A ROC plot displays the performance of a binary classification method with continuous or discrete ordinal output. It shows the sensitivity (the proportion of correctly classified positive observations) and specificity (the proportion of correctly classified negative observations) as the output threshold is moved over the range of all possible values. ROC curves do not depend on class probabilities, facilitating their interpretation and comparison across different data sets. Originally invented for the detection of radar signals, they were soon applied to psychology [
1] and medical fields such as radiology [
2]. They are now commonly used in medical decision making, bioinformatics[
3], data mining and machine learning, evaluating biomarker performances or comparing scoring methods [
2,
4].
In the ROC context, the area under the curve (AUC) measures the performance of a classifier and is frequently applied for method comparison. A higher AUC means a better classification. However, comparison between AUCs is often performed without a proper statistical analysis partially due to the lack of relevant, accessible and easy-to-use tools providing such tests. Small differences in AUCs can be significant if ROC curves are strongly correlated, and without statistical testing two AUCs can be incorrectly labelled as similar. In contrast a larger difference can be non significant in small samples, as shown by Hanczar
et al. [
5], who also provide an analytical expression for the variance of AUC's as a function of the sample size. We recently identified this lack of proper statistical comparison as a potential cause for the poor acceptance of biomarkers as diagnostic tools in medical applications [
6]. Evaluating a classifier by means of total AUC is not suitable when the performance assessment only takes place in high specificity or high sensitivity regions [
6]. To account for these cases, the partial AUC (pAUC) was introduced as a local comparative approach that focuses only on a portion of the ROC curve [
7-
9].
Software for ROC analysis already exists. A previous review [
10] compared eight ROC programs and found that there is a need for a tool performing valid and standardized statistical tests with good data import and plot functions.
The R [
11] and S+ (TIBCO Spotfire S+ 8.2, 2010, Palo Alto, CA) statistical environments provide an extensible framework upon which software can be built. No ROC tool is implemented in S+ yet while four R packages computing ROC curves are available:
1)
ROCR [
12] provides tools computing the performance of predictions by means of precision/recall plots, lift charts, cost curves as well as ROC plots and AUCs. Confidence intervals (CI) are supported for ROC analysis but the user must supply the bootstrapped curves.
2) The
verification package [
13] is not specifically aimed at ROC analysis; nonetheless it can plot ROC curves, compute the AUC and smooth a ROC curve with the binomial model. A Wilcoxon test for a single ROC curve is also implemented, but no test comparing two ROC curves is included.

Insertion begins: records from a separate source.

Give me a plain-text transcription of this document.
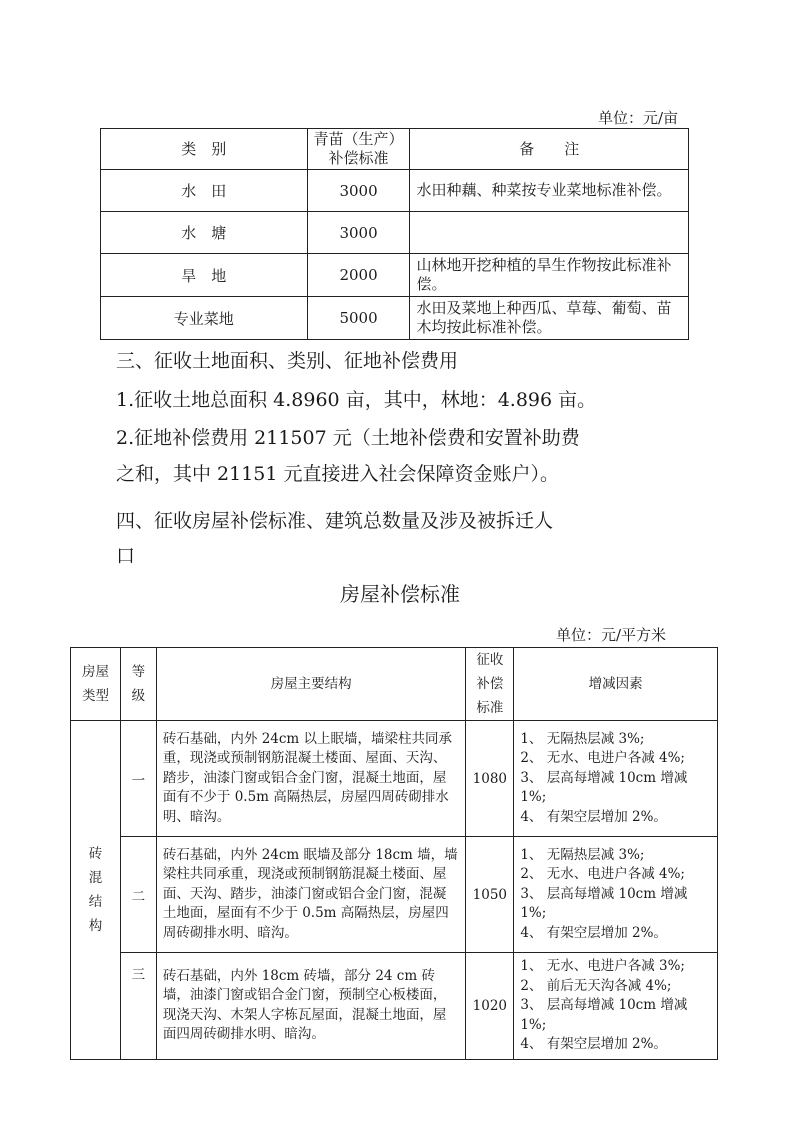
单位：元/亩
类　别	青苗（生产）补偿标准	备　　注
水　田	3000	水田种藕、种菜按专业菜地标准补偿。
水　塘	3000	
旱　地	2000	山林地开挖种植的旱生作物按此标准补偿。
专业菜地	5000	水田及菜地上种西瓜、草莓、葡萄、苗木均按此标准补偿。
三、征收土地面积、类别、征地补偿费用
1.征收土地总面积 4.8960 亩，其中，林地：4.896 亩。
2.征地补偿费用 211507 元（土地补偿费和安置补助费
之和，其中 21151 元直接进入社会保障资金账户）。
四、征收房屋补偿标准、建筑总数量及涉及被拆迁人
口
房屋补偿标准
单位：元/平方米
房屋类型	等级	房屋主要结构	征收补偿标准	增减因素
砖混结构	一	砖石基础，内外 24cm 以上眠墙，墙梁柱共同承重，现浇或预制钢筋混凝土楼面、屋面、天沟、踏步，油漆门窗或铝合金门窗，混凝土地面，屋面有不少于 0.5m 高隔热层，房屋四周砖砌排水明、暗沟。	1080	1、 无隔热层减 3%;
2、 无水、电进户各减 4%;
3、 层高每增减 10cm 增减 1%;
4、 有架空层增加 2%。

	二	砖石基础，内外 24cm 眠墙及部分 18cm 墙，墙梁柱共同承重，现浇或预制钢筋混凝土楼面、屋面、天沟、踏步，油漆门窗或铝合金门窗，混凝土地面，屋面有不少于 0.5m 高隔热层，房屋四周砖砌排水明、暗沟。	1050	1、 无隔热层减 3%;
2、 无水、电进户各减 4%;
3、 层高每增减 10cm 增减 1%;
4、 有架空层增加 2%。

	三	砖石基础，内外 18cm 砖墙，部分 24 cm 砖墙，油漆门窗或铝合金门窗，预制空心板楼面，现浇天沟、木架人字栋瓦屋面，混凝土地面，屋面四周砖砌排水明、暗沟。	1020	1、 无水、电进户各减 3%;
2、 前后无天沟各减 4%;
3、 层高每增减 10cm 增减 1%;
4、 有架空层增加 2%。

3) Bioconductor includes the
ROC package [
14] which can only compute the AUC and plot the ROC curve.
4) Pcvsuite [
15] is an advanced package for ROC curves which features advanced functions such as covariate adjustment and ROC regression. It was originally designed for Stata and ported to R. It is not available on the CRAN (comprehensive R archive network), but can be downloaded for Windows and MacOS from
http://labs.fhcrc.org/pepe/dabs/rocbasic.html.
Table summarizes the differences between these packages. Only pcvsuite enables the statistical comparison between two ROC curves. Pcvsuite, ROCR and ROC can compute AUC or pAUC, but the pAUC can only be defined as a portion of specificity.
| Table 1Features of the R packages for ROC anaylsis |
The pROC package was designed in order to facilitate ROC curve analysis and apply proper statistical tests for their comparison. It provides a consistent and user-friendly set of functions building and plotting a ROC curve, several methods smoothing the curve, computing the full or partial AUC over any range of specificity or sensitivity, as well as computing and visualizing various CIs. It includes tests for the statistical comparison of two ROC curves as well as their AUCs and pAUCs. The software comes with an extensive documentation and relies on the underlying R and S+ systems for data input and plots. Finally, a graphical user interface (GUI) was developed for S+ for users unfamiliar with programming.